Advance-HTA had as its fundamental objective, the methodological advancement of HTA across a range of settings in Europe, North and Latin America, among others. This was achieved by involving the wider stakeholder community in the debate surrounding decision-making and resource allocation. In order to achieve this, several complementary streams of research were carried out that addressed:
- Issues around value for money and the different approaches surrounding current thresholds for decision-making and resource allocation
- The concept of value assessment, and the factors that need to be considered beyond clinical cost effectiveness
- The quality of the evidence required for and the methods associated with the assessment of rare diseases
- Furthering the debate surrounding the elicitation of preferences by deriving these in more realistic settings within the patient community
- The debate on the suitability of current HTA tools across different categories of medical devices (e.g. diagnostics)

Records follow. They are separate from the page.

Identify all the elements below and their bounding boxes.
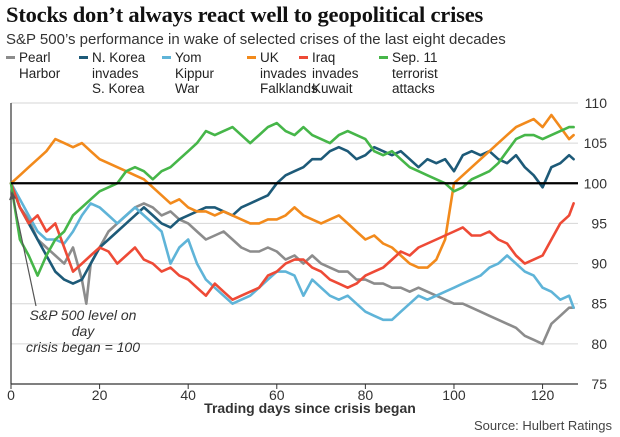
x-tick-label: 80 — [358, 387, 374, 403]
source-note: Source: Hulbert Ratings — [473, 418, 612, 433]
series-line-1 — [9, 145, 575, 285]
annotation-arrow — [12, 197, 37, 307]
y-tick-label: 95 — [591, 215, 607, 231]
y-tick-label: 105 — [584, 135, 608, 151]
legend-label: N. Korea invades S. Korea — [92, 50, 146, 96]
legend-item: Pearl Harbor — [6, 50, 60, 81]
chart-title: Stocks don’t always react well to geopol… — [6, 2, 484, 27]
series-line-2 — [9, 182, 575, 322]
y-tick-label: 100 — [584, 175, 608, 191]
legend-label: Sep. 11 terrorist attacks — [392, 50, 438, 96]
chart-subtitle: S&P 500’s performance in wake of selecte… — [6, 31, 506, 48]
legend-label: UK invades Falklands — [260, 50, 318, 96]
legend-item: UK invades Falklands — [247, 50, 318, 97]
y-tick-label: 85 — [591, 296, 607, 312]
y-tick-label: 110 — [585, 95, 608, 111]
legend-item: Sep. 11 terrorist attacks — [379, 50, 438, 97]
legend-swatch — [79, 56, 88, 59]
legend-item: N. Korea invades S. Korea — [79, 50, 145, 97]
legend: Pearl Harbor N. Korea invades S. Korea Yom… — [6, 50, 566, 98]
x-tick-label: 60 — [269, 387, 285, 403]
legend-swatch — [299, 56, 308, 59]
x-tick-label: 100 — [442, 387, 466, 403]
legend-item: Iraq invades Kuwait — [299, 50, 359, 97]
x-tick-label: 120 — [531, 387, 555, 403]
legend-label: Iraq invades Kuwait — [312, 50, 359, 96]
legend-swatch — [247, 56, 256, 59]
chart-annotation: S&P 500 level on day crisis began = 100 — [25, 307, 141, 355]
y-tick-label: 80 — [591, 336, 607, 352]
y-tick-label: 90 — [591, 256, 607, 272]
legend-swatch — [379, 56, 388, 59]
x-tick-label: 0 — [7, 387, 15, 403]
x-tick-label: 20 — [92, 387, 108, 403]
series-line-3 — [9, 113, 575, 269]
series-line-5 — [9, 121, 575, 277]
legend-label: Pearl Harbor — [19, 50, 61, 81]
legend-item: Yom Kippur War — [162, 50, 214, 97]
series-line-4 — [9, 182, 575, 301]
legend-swatch — [162, 56, 171, 59]
x-axis-label: Trading days since crisis began — [204, 400, 416, 416]
y-tick-label: 75 — [591, 376, 607, 392]
x-tick-label: 40 — [180, 387, 196, 403]
legend-swatch — [6, 56, 15, 59]
legend-label: Yom Kippur War — [175, 50, 215, 96]
annotation-arrowhead — [9, 191, 16, 201]
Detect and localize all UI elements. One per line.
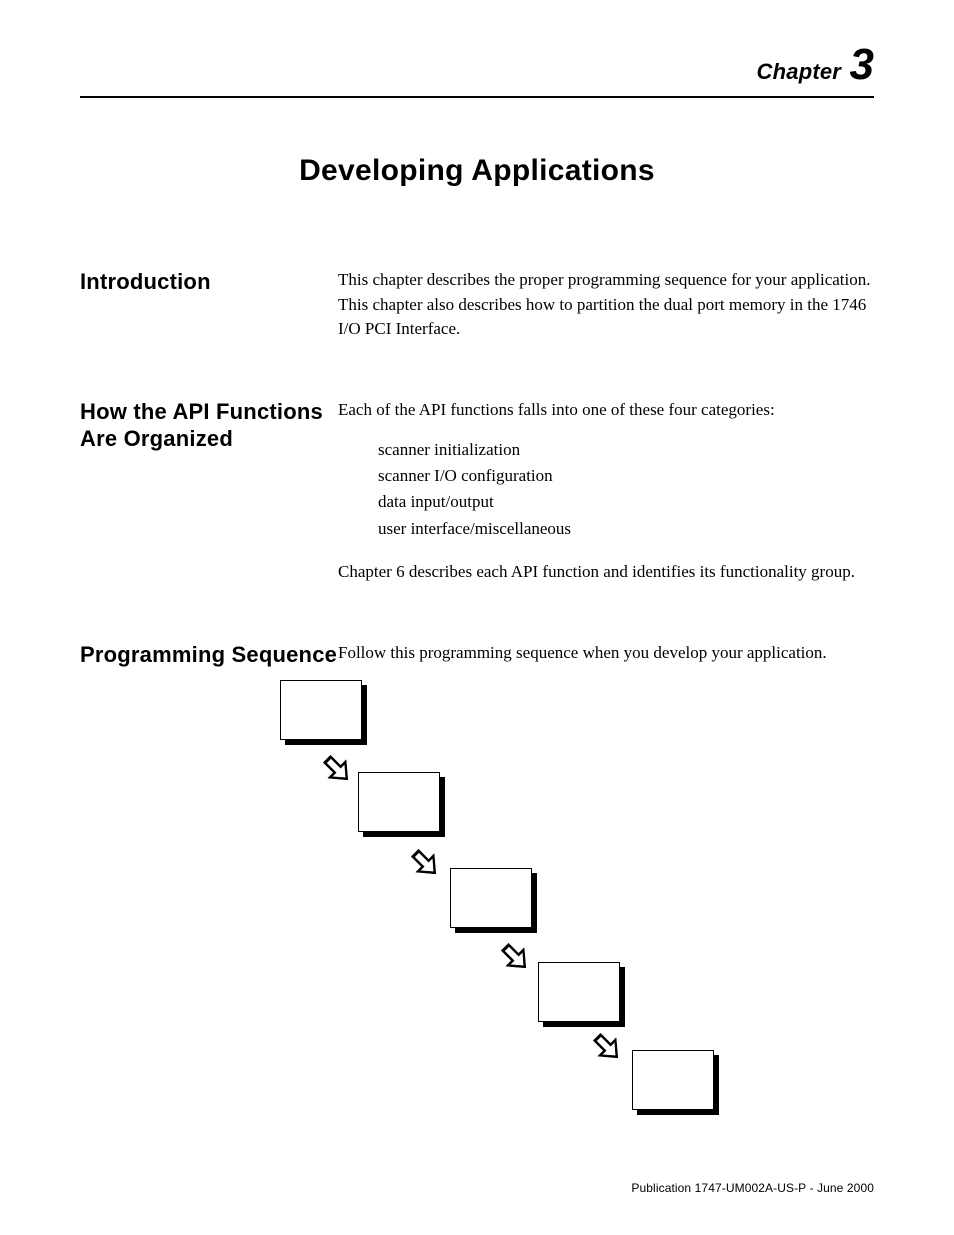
list-item: scanner I/O configuration: [378, 463, 874, 489]
api-tail-paragraph: Chapter 6 describes each API function an…: [338, 560, 874, 585]
list-item: data input/output: [378, 489, 874, 515]
section-body-api-organized: Each of the API functions falls into one…: [338, 398, 874, 585]
flow-arrow-icon: [498, 940, 532, 974]
section-introduction: Introduction This chapter describes the …: [80, 268, 874, 342]
chapter-number: 3: [850, 40, 874, 89]
flow-arrow-icon: [320, 752, 354, 786]
header-rule: [80, 96, 874, 98]
chapter-header: Chapter 3: [80, 40, 874, 90]
section-body-programming-sequence: Follow this programming sequence when yo…: [338, 641, 874, 666]
page-title: Developing Applications: [80, 154, 874, 188]
list-item: scanner initialization: [378, 437, 874, 463]
section-heading-introduction: Introduction: [80, 268, 338, 296]
publication-footer: Publication 1747-UM002A-US-P - June 2000: [631, 1181, 874, 1195]
flow-node: [358, 772, 440, 832]
section-heading-api-organized: How the API Functions Are Organized: [80, 398, 338, 453]
flow-arrow-icon: [408, 846, 442, 880]
section-api-organized: How the API Functions Are Organized Each…: [80, 398, 874, 585]
chapter-label: Chapter: [757, 59, 842, 84]
section-programming-sequence: Programming Sequence Follow this program…: [80, 641, 874, 669]
flow-node: [632, 1050, 714, 1110]
list-item: user interface/miscellaneous: [378, 516, 874, 542]
introduction-paragraph: This chapter describes the proper progra…: [338, 268, 874, 342]
api-lead-paragraph: Each of the API functions falls into one…: [338, 398, 874, 423]
section-body-introduction: This chapter describes the proper progra…: [338, 268, 874, 342]
flow-node: [450, 868, 532, 928]
programming-sequence-paragraph: Follow this programming sequence when yo…: [338, 641, 874, 666]
flow-arrow-icon: [590, 1030, 624, 1064]
flow-node: [538, 962, 620, 1022]
programming-sequence-flowchart: [280, 680, 874, 1130]
flow-node: [280, 680, 362, 740]
section-heading-programming-sequence: Programming Sequence: [80, 641, 338, 669]
api-category-list: scanner initialization scanner I/O confi…: [378, 437, 874, 542]
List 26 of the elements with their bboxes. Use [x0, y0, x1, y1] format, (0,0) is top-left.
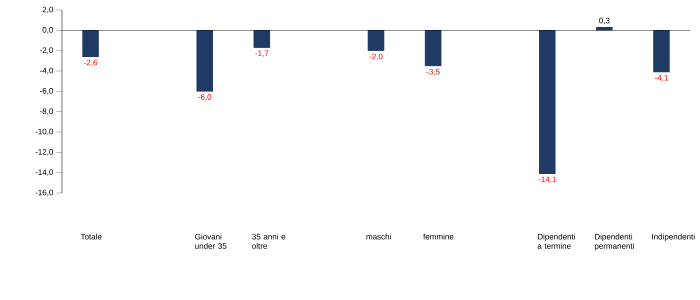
y-tick-label: -14,0	[35, 169, 54, 176]
x-tick-label: Dipendenti permanenti	[594, 234, 634, 250]
data-label: -4,1	[654, 74, 668, 82]
y-tick-label: -12,0	[35, 149, 54, 156]
y-tick-label: 2,0	[42, 6, 54, 14]
y-tick-label: -2,0	[40, 47, 54, 54]
data-label: -2,0	[369, 54, 383, 60]
y-tick-label: 0,0	[42, 27, 54, 34]
x-tick-label: Totale	[80, 234, 102, 240]
y-tick-label: -6,0	[40, 88, 54, 95]
data-label: -6,0	[198, 94, 212, 101]
x-tick-label: Indipendenti	[652, 234, 694, 242]
y-tick-label: -8,0	[40, 108, 54, 115]
x-tick-label: maschi	[366, 234, 391, 240]
data-label: -3,5	[426, 68, 440, 76]
x-tick-label: femmine	[423, 234, 454, 240]
x-tick-label: Giovani under 35	[195, 234, 226, 249]
data-label: -2,6	[84, 60, 98, 66]
data-label: 0,3	[599, 18, 610, 24]
y-tick-label: -16,0	[35, 190, 54, 196]
data-label: -1,7	[255, 50, 268, 58]
x-tick-label: Dipendenti a termine	[538, 234, 575, 249]
y-tick-label: -10,0	[35, 128, 54, 136]
x-tick-label: 35 anni e oltre	[252, 234, 286, 249]
y-tick-label: -4,0	[40, 68, 54, 74]
data-label: -14,1	[538, 176, 556, 184]
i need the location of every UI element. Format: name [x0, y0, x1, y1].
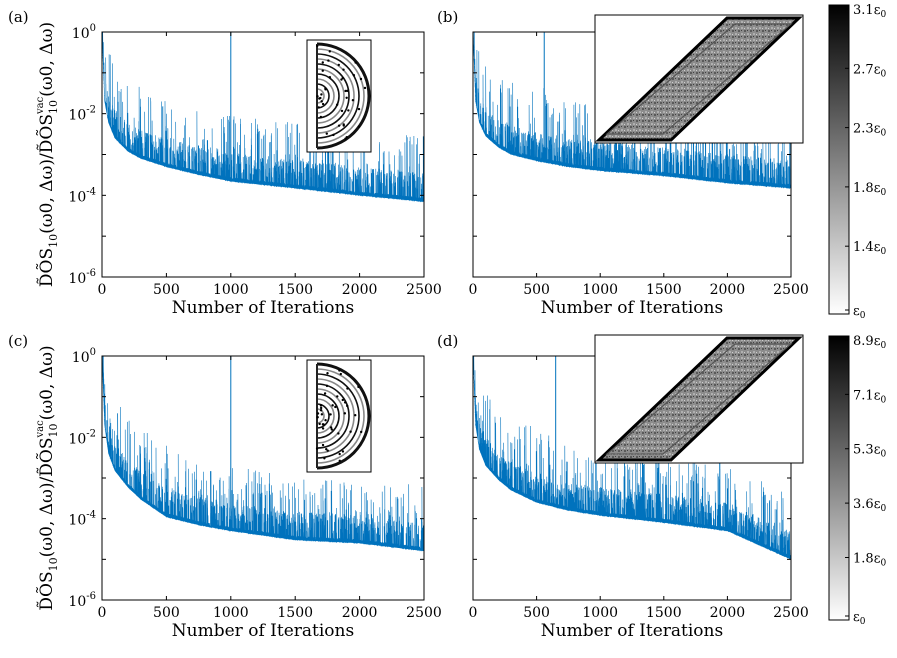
- x-tick-label: 0: [469, 605, 478, 621]
- colorbar-bottom: 8.9ε0 7.1ε0 5.3ε0 3.6ε0 1.8ε0 ε0: [828, 334, 886, 627]
- x-axis-label: Number of Iterations: [541, 621, 723, 641]
- series-line: [101, 355, 425, 552]
- x-tick-label: 1500: [277, 282, 313, 298]
- x-tick-label: 500: [153, 282, 180, 298]
- inset-design: [594, 334, 804, 464]
- x-tick-label: 0: [469, 282, 478, 298]
- x-axis-label: Number of Iterations: [541, 298, 723, 318]
- colorbar-tick-label: 1.4ε0: [853, 240, 886, 257]
- half-disc-shape: [315, 362, 371, 470]
- panel-d: 0 500 1000 1500 2000 2500 Number of Iterations…: [437, 332, 809, 641]
- panel-label: (b): [437, 8, 458, 26]
- panel-a: 0 500 1000 1500 2000 2500 100 10-2 10-4 10-6 Numbe…: [8, 8, 442, 318]
- panel-label: (a): [8, 8, 29, 26]
- x-tick-label: 500: [153, 605, 180, 621]
- x-tick-label: 1500: [277, 605, 313, 621]
- colorbar-tick-label: 2.3ε0: [853, 122, 886, 139]
- x-tick-label: 2000: [342, 282, 378, 298]
- colorbar-tick-label: ε0: [853, 610, 866, 627]
- inset-design: [594, 14, 804, 144]
- colorbar-tick-label: 8.9ε0: [853, 334, 886, 351]
- x-tick-label: 1500: [646, 605, 682, 621]
- x-tick-label: 1500: [646, 282, 682, 298]
- colorbar-tick-label: 2.7ε0: [853, 62, 886, 79]
- series-line: [472, 31, 792, 190]
- x-tick-label: 500: [523, 282, 550, 298]
- x-tick-label: 2500: [773, 605, 809, 621]
- y-tick-label: 10-4: [68, 510, 96, 529]
- colorbar-tick-label: 3.1ε0: [853, 3, 886, 20]
- colorbar-tick-label: ε0: [853, 304, 866, 321]
- y-tick-label: 10-2: [68, 105, 96, 124]
- y-tick-label: 10-6: [68, 591, 96, 610]
- colorbar-tick-label: 1.8ε0: [853, 181, 886, 198]
- panel-b: 0 500 1000 1500 2000 2500 Number of Iterations…: [437, 8, 809, 318]
- x-axis-label: Number of Iterations: [172, 298, 354, 318]
- x-tick-label: 2000: [710, 605, 746, 621]
- panel-c: 0 500 1000 1500 2000 2500 100 10-2 10-4 10-6 Numbe…: [8, 332, 442, 641]
- y-axis-label: D̃ÕS10(ω0, Δω)/D̃ÕS10vac(ω0, Δω): [35, 345, 60, 610]
- panel-label: (d): [437, 332, 458, 350]
- y-tick-label: 10-4: [68, 186, 96, 205]
- y-axis-label: D̃ÕS10(ω0, Δω)/D̃ÕS10vac(ω0, Δω): [35, 22, 60, 287]
- colorbar-gradient: [828, 335, 850, 621]
- axes-box: [101, 355, 425, 601]
- x-tick-label: 1000: [213, 282, 249, 298]
- inset-design: [306, 359, 372, 473]
- x-tick-label: 500: [523, 605, 550, 621]
- y-tick-label: 10-6: [68, 268, 96, 287]
- inset-design: [306, 39, 372, 153]
- series-line: [472, 355, 792, 560]
- series-line: [101, 31, 425, 203]
- y-tick-label: 10-2: [68, 428, 96, 447]
- x-tick-label: 0: [98, 282, 107, 298]
- x-tick-label: 2500: [406, 605, 442, 621]
- colorbar-top: 3.1ε0 2.7ε0 2.3ε0 1.8ε0 1.4ε0 ε0: [828, 3, 886, 321]
- y-tick-label: 100: [72, 23, 96, 42]
- half-disc-shape: [316, 42, 371, 150]
- colorbar-gradient: [828, 4, 850, 315]
- parallelogram-shape: [595, 336, 803, 462]
- colorbar-tick-label: 5.3ε0: [853, 443, 886, 460]
- colorbar-tick-label: 1.8ε0: [853, 551, 886, 568]
- x-tick-label: 1000: [582, 282, 618, 298]
- x-tick-label: 1000: [213, 605, 249, 621]
- colorbar-tick-label: 3.6ε0: [853, 497, 886, 514]
- parallelogram-shape: [595, 16, 803, 142]
- x-tick-label: 1000: [582, 605, 618, 621]
- panel-label: (c): [8, 332, 28, 350]
- x-tick-label: 0: [98, 605, 107, 621]
- colorbar-tick-label: 7.1ε0: [853, 388, 886, 405]
- x-tick-label: 2000: [710, 282, 746, 298]
- x-tick-label: 2000: [342, 605, 378, 621]
- x-axis-label: Number of Iterations: [172, 621, 354, 641]
- x-tick-label: 2500: [773, 282, 809, 298]
- y-tick-label: 100: [72, 347, 96, 366]
- x-tick-label: 2500: [406, 282, 442, 298]
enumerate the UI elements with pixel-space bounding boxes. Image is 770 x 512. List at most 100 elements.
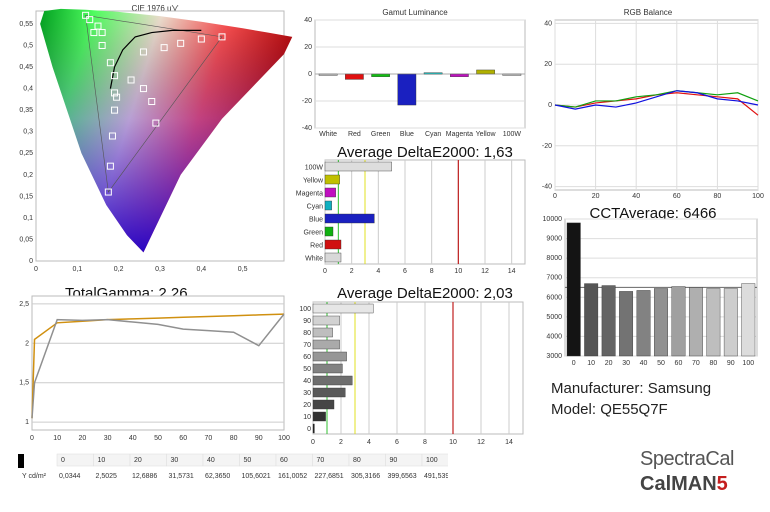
y-tick-label: 20 <box>304 44 312 51</box>
measurement-marker <box>111 89 119 97</box>
deltae-bar <box>312 375 353 386</box>
table-value: 12,6886 <box>132 473 157 480</box>
x-tick-label: 10 <box>454 268 462 275</box>
y-tick-label: Magenta <box>296 191 323 198</box>
x-tick-label: 0 <box>572 360 576 367</box>
x-tick-label: 60 <box>179 435 187 442</box>
cct-bar <box>688 287 703 357</box>
table-value: 161,0052 <box>278 473 307 480</box>
x-tick-label: 20 <box>592 193 600 200</box>
x-tick-label: 12 <box>481 268 489 275</box>
measurement-marker <box>127 76 135 84</box>
y-tick-label: Cyan <box>307 204 323 211</box>
deltae-bar <box>324 200 332 211</box>
y-tick-label: 0,05 <box>19 236 33 243</box>
x-tick-label: 30 <box>622 360 630 367</box>
y-tick-label: 2 <box>25 340 29 347</box>
black-swatch <box>18 454 24 468</box>
x-tick-label: 90 <box>255 435 263 442</box>
y-tick-label: 9000 <box>546 236 562 243</box>
x-tick-label: Green <box>371 131 391 138</box>
measurement-marker <box>111 106 119 114</box>
deltae-bar <box>324 213 375 224</box>
y-tick-label: 8000 <box>546 255 562 262</box>
table-value: 31,5731 <box>169 473 194 480</box>
x-tick-label: 50 <box>657 360 665 367</box>
measurement-marker <box>106 59 114 67</box>
y-tick-label: 40 <box>544 20 552 27</box>
x-tick-label: 0 <box>553 193 557 200</box>
deltae-bar <box>324 187 336 198</box>
luminance-table: 0 10 20 30 40 50 60 70 80 90 100 Y cd/m² 0,0344 2,502… <box>18 453 448 480</box>
measurement-marker <box>197 35 205 43</box>
plot-area <box>324 159 526 265</box>
deltae-bar <box>324 252 342 263</box>
measurement-marker <box>111 72 119 80</box>
chart-title: CCTAverage: 6466 <box>589 205 716 222</box>
x-tick-label: 0,5 <box>238 266 248 273</box>
table-value: 2,5025 <box>96 473 118 480</box>
x-tick-label: Yellow <box>476 131 497 138</box>
x-tick-label: 40 <box>129 435 137 442</box>
y-tick-label: -40 <box>542 184 552 191</box>
rgb-series-line <box>554 90 759 108</box>
y-tick-label: Green <box>304 230 324 237</box>
x-tick-label: 20 <box>79 435 87 442</box>
chart-title: RGB Balance <box>624 8 673 17</box>
x-tick-label: 100 <box>742 360 754 367</box>
gamma-series-line <box>31 313 285 419</box>
gamut-bar <box>450 73 469 77</box>
gamut-bar <box>397 73 417 106</box>
device-info: Manufacturer: Samsung Model: QE55Q7F <box>551 378 711 420</box>
deltae-bar <box>324 226 334 237</box>
y-tick-label: 0,4 <box>23 86 33 93</box>
spectral-locus-shade <box>40 8 293 253</box>
chart-title: Average DeltaE2000: 2,03 <box>337 285 513 302</box>
measurement-marker <box>86 16 94 24</box>
chart-title: Gamut Luminance <box>382 8 448 17</box>
y-tick-label: 0,35 <box>19 107 33 114</box>
x-tick-label: 0 <box>30 435 34 442</box>
model-label: Model: QE55Q7F <box>551 401 668 418</box>
table-value: 0,0344 <box>59 473 81 480</box>
measurement-marker <box>218 33 226 41</box>
table-header-label: 20 <box>134 457 142 464</box>
y-tick-label: 0,15 <box>19 193 33 200</box>
cct-bar <box>654 288 668 357</box>
measurement-marker <box>90 29 98 37</box>
x-tick-label: 50 <box>154 435 162 442</box>
measurement-marker <box>160 44 168 52</box>
x-tick-label: 10 <box>449 439 457 446</box>
x-tick-label: White <box>319 131 337 138</box>
x-tick-label: 6 <box>403 268 407 275</box>
x-tick-label: 0 <box>34 266 38 273</box>
calman-word: CalMAN <box>640 473 717 495</box>
table-value: 227,6851 <box>315 473 344 480</box>
cct-bar <box>619 291 634 357</box>
measurement-marker <box>139 85 147 93</box>
y-tick-label: 20 <box>303 402 311 409</box>
x-tick-label: 4 <box>376 268 380 275</box>
y-tick-label: 20 <box>544 61 552 68</box>
y-tick-label: 50 <box>303 366 311 373</box>
deltae-bar <box>312 387 346 398</box>
cct-bar <box>741 283 756 357</box>
x-tick-label: 8 <box>430 268 434 275</box>
gamut-triangle <box>85 14 223 193</box>
x-tick-label: 30 <box>104 435 112 442</box>
y-tick-label: 0,25 <box>19 150 33 157</box>
y-tick-label: Blue <box>309 217 323 224</box>
x-tick-label: 10 <box>587 360 595 367</box>
y-tick-label: 10000 <box>543 216 563 223</box>
table-header-label: 30 <box>171 457 179 464</box>
deltae-bar <box>312 411 326 422</box>
deltae-bar <box>312 351 347 362</box>
deltae-bar <box>312 339 340 350</box>
x-tick-label: 40 <box>640 360 648 367</box>
y-tick-label: 3000 <box>546 353 562 360</box>
y-tick-label: -40 <box>302 125 312 132</box>
measurement-marker <box>152 119 160 127</box>
x-tick-label: 2 <box>350 268 354 275</box>
y-tick-label: 5000 <box>546 314 562 321</box>
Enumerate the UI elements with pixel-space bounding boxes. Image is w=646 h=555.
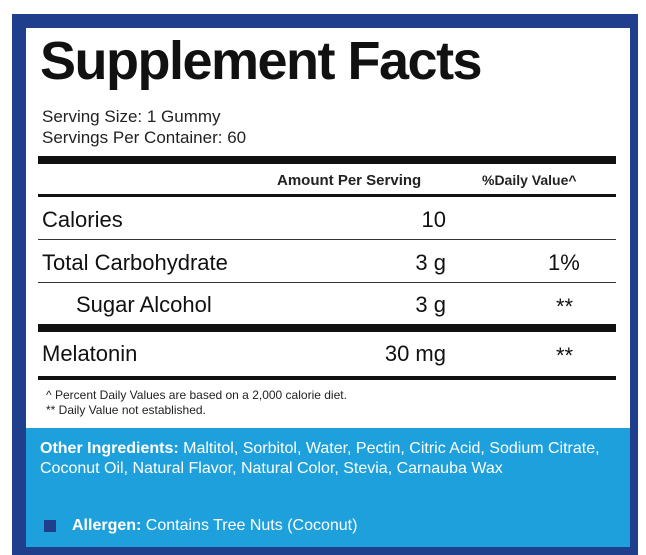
row-melatonin-amount: 30 mg [384, 341, 446, 366]
row-carbohydrate-amount: 3 g [415, 250, 446, 275]
bottom-divider [38, 376, 616, 380]
ingredients-text: Maltitol, Sorbitol, Water, Pectin, Citri… [40, 440, 600, 477]
row-melatonin-daily-value: ** [556, 343, 574, 368]
row-melatonin-name: Melatonin [42, 341, 138, 366]
header-amount: Amount Per Serving [277, 172, 422, 189]
allergen-square-icon [44, 520, 56, 532]
allergen-label: Allergen: [72, 517, 142, 534]
footnote-daily-values: ^ Percent Daily Values are based on a 2,… [46, 388, 347, 402]
label-title: Supplement Facts [40, 31, 483, 91]
allergen-text: Contains Tree Nuts (Coconut) [141, 517, 358, 534]
row-divider [38, 282, 616, 283]
row-divider [38, 239, 616, 240]
other-ingredients: Other Ingredients: Maltitol, Sorbitol, W… [40, 439, 620, 479]
allergen-statement: Allergen: Contains Tree Nuts (Coconut) [72, 517, 357, 535]
servings-per-container: Servings Per Container: 60 [42, 128, 247, 147]
thick-divider [38, 324, 616, 332]
row-calories-amount: 10 [421, 207, 446, 232]
header-daily-value: %Daily Value^ [482, 172, 577, 188]
row-sugar-alcohol-name: Sugar Alcohol [76, 292, 212, 317]
row-carbohydrate-name: Total Carbohydrate [42, 250, 228, 275]
facts-panel [26, 28, 630, 428]
header-divider [38, 194, 616, 197]
serving-size: Serving Size: 1 Gummy [42, 107, 221, 126]
ingredients-label: Other Ingredients: [40, 440, 179, 457]
thick-divider [38, 156, 616, 164]
row-sugar-alcohol-amount: 3 g [415, 292, 446, 317]
footnote-not-established: ** Daily Value not established. [46, 403, 206, 417]
row-calories-name: Calories [42, 207, 123, 232]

- Improving the implementation and capacity building of HTA including beyond Europe, especially where HTA is considered explicitly in decision-making
In undertaking these activities, ADVANCE-HTA aimed to broaden the spectrum, complement and address areas of intense methodological debate in the application, use and implementation of HTA across settings. It also aimed to improve HTA methods, which can be taken further by competent authorities nationally whilst supplementing the work of supra-national bodies (e.g. EUnetHTA) towards a common understanding of choices in health care decision-making.
The Advance-HTA project’s findings offer European decision makers a wide range of useful insights into how in future cost effectiveness evaluations of not only medicines but products such as medical devices (and perhaps in time interventions such as surgical operations) could be better conducted. They also raise important questions as to the extent to which in contexts like promoting enhanced outcomes in areas of cancer care and the treatment of rare monogenic diseases the criteria used for evaluating the ‘worth’ of therapeutic innovations might be standardised across the European Union, and how regionally or globally consistent approaches to adjusting for factors like GDP and disease prevalence variations could be instituted.
Technically, Advance-HTA’s results raise questions about how the affordability thresholds used in assessments can best be set, and the degree to which the extended use of MCDA techniques would materially enhance the validity and acceptability of currently established evaluation methods. They also highlight as yet unresolved uncertainties about the extent to which national policy decisions or individual treatment choices could ever be determined on the basis of HTA findings alone.